Each log contains a unique _id which can be used with the Fetch Multi-Speaker Text to Speech By ID endpoint to retrieve detailed synthesis results and generated media.
{
"total": 11,
"page": 1,
"limit": 20,
"logs": [
{
"_id": "695036727d5247d58c029ea1",
"project_title": "My Project",
"speakers_mapping": {
"SPEAKER_00": {
"avatar": "daaji",
"speed": 1,
"pitch": 0
}
},
"status": "finished",
"createdAt": "2025-12-27T19:41:38.320Z",
"finishedAt": "2025-12-27T19:41:44.816Z",
"output_audio_file": "https://lingui-dev.s3.amazonaws.com/audio_upload_video_feature/output/20251227194141_20251227194138.wav",
"output_file": "https://lingui-dev.s3.amazonaws.com/video_features/output/20251227194143_20251227194141.mp4"
},
{
"_id": "694b3c1399f08a2ce975b2c7",
"project_title": "My Project",
"speakers_mapping": {
"SPEAKER_00": {
"avatar": "daaji",
"speed": 1,
"pitch": 0
}
},
"status": "failed",
"createdAt": "2025-12-24T01:04:19.043Z"
},
{
"_id": "69445abbf3081a910739e18c",
"project_title": "My Project",
"status": "pending",
"createdAt": "2025-12-18T19:49:15.126Z"
}
]
}curl
curl --location 'https://api.narris.io/api/ms-tts-w-vc/logs?page=1&limit=20' \ --header 'Content-Type: application/json' \ --header 'x-api-key: YOUR_API_KEY'
/api/ms-tts-w-vc/{log_id}
This endpoint allows you to fetch the complete details of a multi-speaker text to speech request generated using cloned voice avatars.
The response includes speaker segments, speaker-to-avatar mappings, synthesis parameters, and the current processing status.
Request Body
log_id (string, required)
Unique identifier of the multi-speaker text to speech voice cloning request returned during creation or from logs.
Example: "694b0917bca52cafa955757c"
Response
On success, the API returns detailed information about the multi-speaker text to speech voice cloning request.

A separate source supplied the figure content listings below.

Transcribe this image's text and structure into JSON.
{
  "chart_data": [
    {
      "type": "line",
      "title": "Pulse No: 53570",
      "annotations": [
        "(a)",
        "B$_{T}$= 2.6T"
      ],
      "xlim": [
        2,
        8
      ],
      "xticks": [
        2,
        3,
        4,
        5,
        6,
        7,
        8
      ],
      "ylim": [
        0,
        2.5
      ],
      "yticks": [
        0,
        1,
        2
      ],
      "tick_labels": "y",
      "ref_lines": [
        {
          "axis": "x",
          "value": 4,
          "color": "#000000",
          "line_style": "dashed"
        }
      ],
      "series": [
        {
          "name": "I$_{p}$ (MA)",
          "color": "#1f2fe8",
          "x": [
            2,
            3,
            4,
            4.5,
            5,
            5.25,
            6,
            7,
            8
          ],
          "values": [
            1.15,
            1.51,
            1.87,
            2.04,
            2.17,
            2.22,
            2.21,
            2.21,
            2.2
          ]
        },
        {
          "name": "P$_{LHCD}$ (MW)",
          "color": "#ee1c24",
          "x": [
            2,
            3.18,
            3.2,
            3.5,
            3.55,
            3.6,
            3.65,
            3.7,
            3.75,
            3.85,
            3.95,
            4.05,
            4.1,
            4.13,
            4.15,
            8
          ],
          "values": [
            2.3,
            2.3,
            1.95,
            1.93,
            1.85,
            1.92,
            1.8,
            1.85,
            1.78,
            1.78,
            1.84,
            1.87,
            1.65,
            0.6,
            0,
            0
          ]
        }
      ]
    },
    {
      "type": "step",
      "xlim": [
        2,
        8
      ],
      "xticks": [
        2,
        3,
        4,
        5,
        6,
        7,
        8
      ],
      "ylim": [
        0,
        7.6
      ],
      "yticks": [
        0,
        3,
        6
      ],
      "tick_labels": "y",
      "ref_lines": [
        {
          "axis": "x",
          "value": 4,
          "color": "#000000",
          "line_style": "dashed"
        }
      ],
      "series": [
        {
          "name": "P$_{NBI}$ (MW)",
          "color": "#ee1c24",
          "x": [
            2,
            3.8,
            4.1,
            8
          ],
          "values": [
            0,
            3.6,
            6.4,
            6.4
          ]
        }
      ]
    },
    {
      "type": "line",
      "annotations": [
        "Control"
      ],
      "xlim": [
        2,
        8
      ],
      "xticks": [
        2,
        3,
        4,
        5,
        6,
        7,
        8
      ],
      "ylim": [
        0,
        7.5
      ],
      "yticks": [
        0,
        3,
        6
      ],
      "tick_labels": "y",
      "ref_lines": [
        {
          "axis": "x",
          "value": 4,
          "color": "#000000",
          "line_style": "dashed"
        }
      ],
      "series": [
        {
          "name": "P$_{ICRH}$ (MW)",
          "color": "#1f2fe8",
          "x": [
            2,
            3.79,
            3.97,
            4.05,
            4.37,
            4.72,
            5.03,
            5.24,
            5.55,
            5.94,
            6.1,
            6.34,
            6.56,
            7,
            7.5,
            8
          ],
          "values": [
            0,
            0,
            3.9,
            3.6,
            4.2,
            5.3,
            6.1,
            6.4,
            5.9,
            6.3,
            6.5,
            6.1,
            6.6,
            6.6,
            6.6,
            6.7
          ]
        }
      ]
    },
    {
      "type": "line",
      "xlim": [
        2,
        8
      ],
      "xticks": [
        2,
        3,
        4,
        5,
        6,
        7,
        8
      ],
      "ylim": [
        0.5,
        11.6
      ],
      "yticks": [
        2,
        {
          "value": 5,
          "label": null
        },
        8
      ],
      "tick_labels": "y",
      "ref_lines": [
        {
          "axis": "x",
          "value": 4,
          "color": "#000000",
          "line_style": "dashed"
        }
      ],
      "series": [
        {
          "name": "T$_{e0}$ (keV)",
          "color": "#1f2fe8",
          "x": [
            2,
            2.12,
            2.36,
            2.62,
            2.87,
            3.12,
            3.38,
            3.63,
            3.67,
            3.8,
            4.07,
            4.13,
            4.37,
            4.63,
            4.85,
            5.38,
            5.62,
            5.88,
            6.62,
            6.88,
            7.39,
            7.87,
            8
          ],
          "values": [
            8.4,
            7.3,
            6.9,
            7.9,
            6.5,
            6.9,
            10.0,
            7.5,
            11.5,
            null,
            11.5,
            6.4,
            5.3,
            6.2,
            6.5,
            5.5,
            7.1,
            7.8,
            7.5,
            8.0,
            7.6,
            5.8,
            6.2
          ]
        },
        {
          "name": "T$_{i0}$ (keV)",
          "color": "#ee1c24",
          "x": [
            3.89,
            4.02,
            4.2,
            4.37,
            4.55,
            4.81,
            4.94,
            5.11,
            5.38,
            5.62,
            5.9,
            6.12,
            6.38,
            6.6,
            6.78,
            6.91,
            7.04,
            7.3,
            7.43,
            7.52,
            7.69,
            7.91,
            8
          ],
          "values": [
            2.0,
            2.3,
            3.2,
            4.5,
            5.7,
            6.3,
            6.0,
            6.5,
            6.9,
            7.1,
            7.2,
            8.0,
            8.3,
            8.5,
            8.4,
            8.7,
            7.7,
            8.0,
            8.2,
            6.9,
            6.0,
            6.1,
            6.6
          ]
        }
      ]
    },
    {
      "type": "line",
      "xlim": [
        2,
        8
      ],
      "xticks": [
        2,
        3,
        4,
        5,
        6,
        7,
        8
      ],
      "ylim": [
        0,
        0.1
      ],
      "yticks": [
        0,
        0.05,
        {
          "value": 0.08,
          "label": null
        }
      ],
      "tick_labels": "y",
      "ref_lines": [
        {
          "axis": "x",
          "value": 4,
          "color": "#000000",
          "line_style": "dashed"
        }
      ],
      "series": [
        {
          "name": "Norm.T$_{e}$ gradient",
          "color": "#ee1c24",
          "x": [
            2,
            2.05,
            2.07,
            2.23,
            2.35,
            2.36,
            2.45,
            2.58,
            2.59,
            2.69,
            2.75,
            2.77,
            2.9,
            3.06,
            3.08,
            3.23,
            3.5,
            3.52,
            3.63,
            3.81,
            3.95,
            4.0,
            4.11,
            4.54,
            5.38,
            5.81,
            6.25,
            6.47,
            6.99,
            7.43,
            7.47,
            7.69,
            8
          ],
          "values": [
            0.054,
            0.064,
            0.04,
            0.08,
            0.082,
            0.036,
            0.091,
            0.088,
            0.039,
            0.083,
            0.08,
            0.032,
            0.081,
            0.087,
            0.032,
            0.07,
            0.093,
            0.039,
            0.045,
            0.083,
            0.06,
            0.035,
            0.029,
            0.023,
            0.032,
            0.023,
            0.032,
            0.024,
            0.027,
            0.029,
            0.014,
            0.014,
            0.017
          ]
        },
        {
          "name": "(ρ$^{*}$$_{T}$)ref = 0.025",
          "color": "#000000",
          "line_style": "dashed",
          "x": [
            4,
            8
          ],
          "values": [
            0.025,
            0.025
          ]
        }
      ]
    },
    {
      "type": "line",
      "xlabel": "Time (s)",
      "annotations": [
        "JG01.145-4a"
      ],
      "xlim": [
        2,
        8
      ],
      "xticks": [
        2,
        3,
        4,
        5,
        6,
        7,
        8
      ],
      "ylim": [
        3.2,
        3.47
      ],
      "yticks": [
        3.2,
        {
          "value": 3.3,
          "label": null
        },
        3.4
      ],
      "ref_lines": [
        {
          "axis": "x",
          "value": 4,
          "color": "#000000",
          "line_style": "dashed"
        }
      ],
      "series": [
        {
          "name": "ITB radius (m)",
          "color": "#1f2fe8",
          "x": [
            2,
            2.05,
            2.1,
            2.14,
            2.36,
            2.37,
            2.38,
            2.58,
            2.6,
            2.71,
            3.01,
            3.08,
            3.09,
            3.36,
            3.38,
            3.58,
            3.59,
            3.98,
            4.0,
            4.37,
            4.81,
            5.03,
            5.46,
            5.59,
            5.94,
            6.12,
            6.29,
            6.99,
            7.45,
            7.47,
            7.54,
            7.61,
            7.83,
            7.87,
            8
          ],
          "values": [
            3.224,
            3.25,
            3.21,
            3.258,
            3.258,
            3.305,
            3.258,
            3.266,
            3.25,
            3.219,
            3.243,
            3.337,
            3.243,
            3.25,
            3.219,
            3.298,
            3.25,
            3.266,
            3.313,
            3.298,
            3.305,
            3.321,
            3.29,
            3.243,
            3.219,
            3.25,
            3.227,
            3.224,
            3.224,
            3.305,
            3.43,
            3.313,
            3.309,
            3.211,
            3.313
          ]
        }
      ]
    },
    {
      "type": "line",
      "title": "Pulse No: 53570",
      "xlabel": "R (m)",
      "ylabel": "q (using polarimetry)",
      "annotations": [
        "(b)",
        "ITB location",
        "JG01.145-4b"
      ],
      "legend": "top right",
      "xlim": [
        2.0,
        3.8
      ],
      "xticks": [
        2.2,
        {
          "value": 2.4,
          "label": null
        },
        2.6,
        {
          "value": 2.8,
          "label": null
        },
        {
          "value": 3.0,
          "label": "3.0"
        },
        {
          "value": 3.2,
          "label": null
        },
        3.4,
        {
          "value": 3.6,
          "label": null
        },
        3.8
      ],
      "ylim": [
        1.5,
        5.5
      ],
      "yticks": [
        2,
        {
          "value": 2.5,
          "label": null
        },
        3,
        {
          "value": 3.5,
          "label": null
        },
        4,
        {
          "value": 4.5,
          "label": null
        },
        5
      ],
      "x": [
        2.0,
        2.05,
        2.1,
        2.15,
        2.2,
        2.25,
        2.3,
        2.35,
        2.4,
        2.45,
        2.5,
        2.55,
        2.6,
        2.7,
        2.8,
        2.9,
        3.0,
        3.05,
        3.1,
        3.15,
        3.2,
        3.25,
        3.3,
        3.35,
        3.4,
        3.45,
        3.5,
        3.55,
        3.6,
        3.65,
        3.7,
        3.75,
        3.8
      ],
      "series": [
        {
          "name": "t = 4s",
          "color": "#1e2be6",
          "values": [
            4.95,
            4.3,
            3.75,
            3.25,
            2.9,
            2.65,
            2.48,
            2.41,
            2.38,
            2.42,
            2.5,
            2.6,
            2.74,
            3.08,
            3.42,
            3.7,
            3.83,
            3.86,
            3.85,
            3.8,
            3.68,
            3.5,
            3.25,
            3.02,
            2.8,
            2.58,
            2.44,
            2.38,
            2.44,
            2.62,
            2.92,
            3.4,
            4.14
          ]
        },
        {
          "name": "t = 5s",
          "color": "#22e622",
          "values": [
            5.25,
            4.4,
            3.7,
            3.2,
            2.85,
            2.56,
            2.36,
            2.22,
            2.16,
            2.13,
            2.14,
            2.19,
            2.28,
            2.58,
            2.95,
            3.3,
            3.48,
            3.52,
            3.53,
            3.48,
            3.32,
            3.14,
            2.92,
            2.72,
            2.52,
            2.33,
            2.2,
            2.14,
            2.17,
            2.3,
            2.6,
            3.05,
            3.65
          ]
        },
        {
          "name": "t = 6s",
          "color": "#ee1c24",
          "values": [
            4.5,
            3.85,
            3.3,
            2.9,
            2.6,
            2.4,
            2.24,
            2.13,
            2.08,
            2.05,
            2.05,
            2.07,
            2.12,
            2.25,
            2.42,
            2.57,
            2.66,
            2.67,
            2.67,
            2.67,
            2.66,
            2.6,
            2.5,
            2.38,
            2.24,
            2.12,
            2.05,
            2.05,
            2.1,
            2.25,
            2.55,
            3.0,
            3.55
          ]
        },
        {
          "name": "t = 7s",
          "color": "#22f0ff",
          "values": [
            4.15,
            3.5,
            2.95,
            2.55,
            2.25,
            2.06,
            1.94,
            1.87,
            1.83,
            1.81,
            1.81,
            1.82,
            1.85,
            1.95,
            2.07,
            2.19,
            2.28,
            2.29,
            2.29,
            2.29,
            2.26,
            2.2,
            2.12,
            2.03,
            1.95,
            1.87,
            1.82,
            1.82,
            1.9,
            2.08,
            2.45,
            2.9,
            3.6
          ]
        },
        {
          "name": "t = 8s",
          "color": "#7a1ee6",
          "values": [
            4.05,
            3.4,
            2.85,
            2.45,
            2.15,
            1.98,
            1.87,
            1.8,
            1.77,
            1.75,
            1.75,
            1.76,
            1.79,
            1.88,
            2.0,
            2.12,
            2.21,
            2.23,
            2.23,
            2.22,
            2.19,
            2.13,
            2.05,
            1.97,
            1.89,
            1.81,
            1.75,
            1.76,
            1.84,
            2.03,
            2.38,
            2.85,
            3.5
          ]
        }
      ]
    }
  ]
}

If synthesis fails, the status field will be set to failed and no audio output will be generated.
{
"_id": "694b0917bca52cafa955757c",
"project_title": "My Project",
"segments": [
{
"original_speaker": "SPEAKER_00",
"speed": null,
"pitch": null,
"original_text": "regardless of my",
"start_time": "00:00:00,070",
"end_time": "00:00:00,910",
"translated_text": "मेरी परवाह किए बिना"
}
],
"speakers_mapping": {
"SPEAKER_00": {
"avatar": "daaji",
"speed": 1,
"pitch": 0
}
},
"language": "hindi",
"status": "failed",
"createdAt": "2025-12-23T21:26:47.031Z",
"updatedAt": "2025-12-23T21:26:49.661Z"
}curl
curl --location 'https://api.narris.io/api/ms-tts-w-vc/694b0917bca52cafa955757c' \ --header 'Content-Type: application/json' \ --header 'x-api-key: YOUR_API_KEY'
• Multi-speaker text to speech voice cloning requests are processed asynchronously. Always store the returned log_id to track generation status.
• Each speaker segment is synthesized independently while preserving speaker identity and timing alignment.
• Voice cloning jobs may remain in pending or processing state longer than standard TTS depending on the number of speakers and audio length.
• Use the Fetch Multi-Speaker Text to Speech List endpoint to view all jobs and Fetch Multi-Speaker Text to Speech By ID to retrieve the generated audio output per speaker.